Он гневно выкрикнул эти слова, и тогда случилось нечто, до смешного напомнившее Льву Павловичу сценку из дурных водевилей: дмитрюковская рука с бокалом вздрогнула, и думский секретарь быстро стал пить из него предназначенную для министра воду.
– Может быть, и не знаете, что делаете! – отвечал, вставая и подходя к Протопопову, российский виконт Фаллу, – и все насторожились. – Прежде всего мы должны решить вопрос о наших отношениях. Или вы, Александр Дмитриевич, честолюбец, если вы просто увлеклись блестящим положением, не скрывая от себя, что вы сделать ничего не можете. В самом деле, в какое положение вы себя поставили? Были люди (Шульгин широким жестом указал на всех присутствующих)… были люди, которые вас любили, и были многие, которые вас уважали. Теперь ваш кредит очень низко пал. Вы отрезали себя от людей, которые могли вас поддержать там. Этот разговор, который мы ведем теперь, надо было вести тогда, до того как вы приняли власть. При этих условиях понятно, почему Павел Николаевич не считает возможным сделать секрет из нашей беседы. Завтра же, когда общество узнает, что мы с вами беседовали, оно может предположить, что мы вошли с вами в «заговор», и мы не вас поддержим, а себя погубим. Я допускаю еще возможность секрета, если мы сегодня ни к чему не придем. Только так и можно сказать: «Говорили, но ни до чего не договорились». Но если мы на чем-нибудь согласимся, – тогда обязаны будем сообщить обществу, почему мы нашли возможным согласиться.

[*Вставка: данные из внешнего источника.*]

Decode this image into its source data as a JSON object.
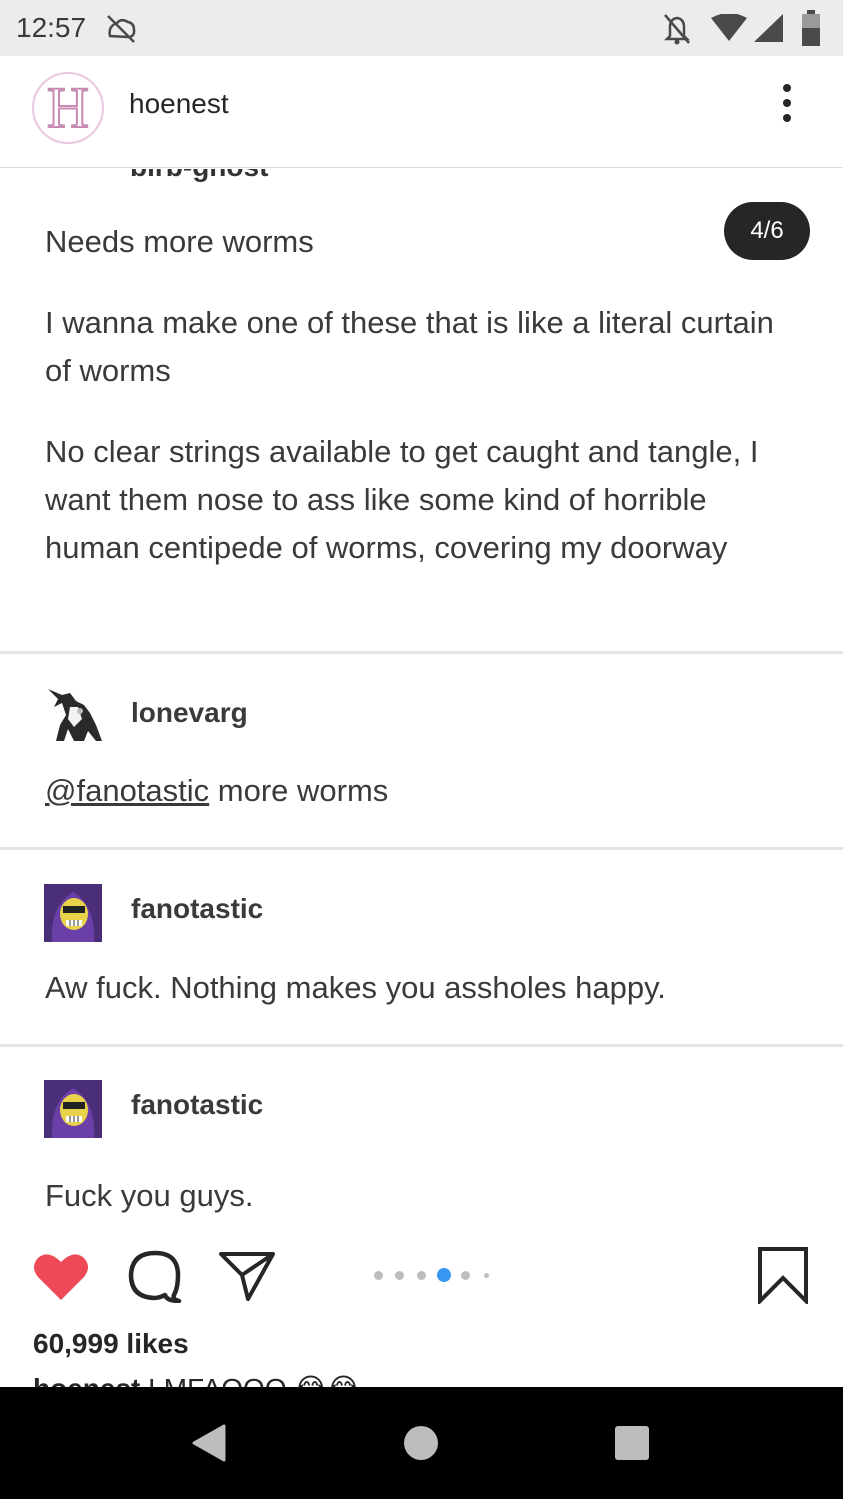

Он говорил сегодня тихо, не спеша, но строго и, – как почувствовалось всеми, – с той особой искренностью, на которую можно ответить только такой же откровенностью, или, признав себя изобличенным и побежденным, ничего вовсе не отвечать.
Таково было первое впечатление от его речи.
Но наиболее умные думские политики, не раз слушавшие Шульгина, не забывали, однако: всегда нужно особо прислушиваться к тому, что говорит он в конце своего выступления – здесь ляжет мысль его. И манера речи, ее артистические интонации пусть не вводят в заблуждение в таком случае доверчивых слушателей!
И потому некоторым из присутствующих было понятно: Шульгин, наговоривший министру много «горьких истин», не закрывает, однако, дверей для взаимных уступок. О нет! Сегодня должен уступить первым он, Протопопов, а там – видно будет… Таково только условие победы над ним.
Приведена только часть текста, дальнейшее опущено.